Quel fut donc cet enseignement qui a soulevé tant de critiques et de protestations diverses, souvent même contradictoires ? C’est ce que nous avons à examiner.


I

Si nous consultons sur cette question, comme nous l’avons fait pour la philosophie de Cousin elle-même, l’opinion des générations nouvelles, voici ce qu’on nous répondra : Victor Cousin, dira-t-on, a pu être plus ou moins un philosophe, c’est-à-dire un penseur libre, tant qu’il a été dans sa chaire ou dans l’opposition ; mais lorsqu’il est arrivé au pouvoir, il n’a plus été qu’un administrateur. À ce titre, il a cherché à fonder une philosophie officielle, une philosophie d’état. Il a imposé un dogme, un Credo, un catéchisme ; il a sacrifié la science libre aux conclusions dogmatiques d’une orthodoxie philosophique à peine différente de l’orthodoxie religieuse.

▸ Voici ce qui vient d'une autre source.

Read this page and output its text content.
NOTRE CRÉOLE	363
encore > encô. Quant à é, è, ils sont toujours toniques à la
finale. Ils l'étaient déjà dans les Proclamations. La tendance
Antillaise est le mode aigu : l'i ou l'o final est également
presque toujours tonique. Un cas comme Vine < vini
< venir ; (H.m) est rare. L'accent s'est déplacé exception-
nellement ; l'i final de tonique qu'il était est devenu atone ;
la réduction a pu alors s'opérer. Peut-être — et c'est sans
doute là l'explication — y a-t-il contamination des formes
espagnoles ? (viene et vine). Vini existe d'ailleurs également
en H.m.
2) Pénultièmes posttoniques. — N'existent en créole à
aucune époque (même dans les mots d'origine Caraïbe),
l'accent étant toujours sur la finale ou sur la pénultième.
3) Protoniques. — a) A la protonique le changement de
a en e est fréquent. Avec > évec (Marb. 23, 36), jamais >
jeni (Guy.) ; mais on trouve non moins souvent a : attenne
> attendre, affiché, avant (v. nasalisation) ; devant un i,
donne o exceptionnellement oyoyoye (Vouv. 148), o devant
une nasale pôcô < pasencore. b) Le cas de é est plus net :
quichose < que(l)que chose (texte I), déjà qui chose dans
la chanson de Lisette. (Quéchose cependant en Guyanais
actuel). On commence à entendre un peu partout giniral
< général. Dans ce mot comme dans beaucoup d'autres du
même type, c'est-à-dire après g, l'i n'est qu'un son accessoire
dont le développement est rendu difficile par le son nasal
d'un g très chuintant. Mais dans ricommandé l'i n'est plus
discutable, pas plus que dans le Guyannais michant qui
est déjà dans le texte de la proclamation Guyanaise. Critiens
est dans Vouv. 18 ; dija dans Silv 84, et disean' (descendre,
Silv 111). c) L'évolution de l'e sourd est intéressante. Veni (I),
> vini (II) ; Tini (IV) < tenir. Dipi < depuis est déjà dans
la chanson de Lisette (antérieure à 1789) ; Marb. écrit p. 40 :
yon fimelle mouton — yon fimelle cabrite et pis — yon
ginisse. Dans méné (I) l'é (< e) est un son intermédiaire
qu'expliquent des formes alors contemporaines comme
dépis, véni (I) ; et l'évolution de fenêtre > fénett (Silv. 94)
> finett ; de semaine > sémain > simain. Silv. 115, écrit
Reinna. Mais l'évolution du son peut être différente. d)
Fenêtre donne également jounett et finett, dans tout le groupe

Voici, du reste, cette opinion récemment résumée par un de nos jeunes philosophes : « Quant à la philosophie, M. Cousin et son état-major l’avaient façonnée une fois pour toutes à l’usage des lycées, lui avaient assigné des limites fixes et avaient décidé qu’elle n’irait pas plus loin ni moins loin. Le professeur devait donc démontrer la spiritualité et l’immortalité de l’âme par les moyens officiellement reconnus, prouver le libre arbitre par ordre, chercher la substance et trouver Dieu sur commande, enfin se livrer tout entier et livrer ses élèves à l’éclectisme et aux doctrines brevetées avec garantie du gouvernement[1]. »

Cette opinion, aujourd’hui universellement répandue, repose sur une connaissance insuffisante des faits, sur l’oubli de l’histoire et du passé. Nous croyons, au contraire, pouvoir établir les deux propositions suivantes : 1° Victor Cousin a fait pour l’enseignement de la philosophie ce que Descartes avait fait pour la philosophie

  1. Voir la Revue internationale de l’enseignement, 15 novembre 1881.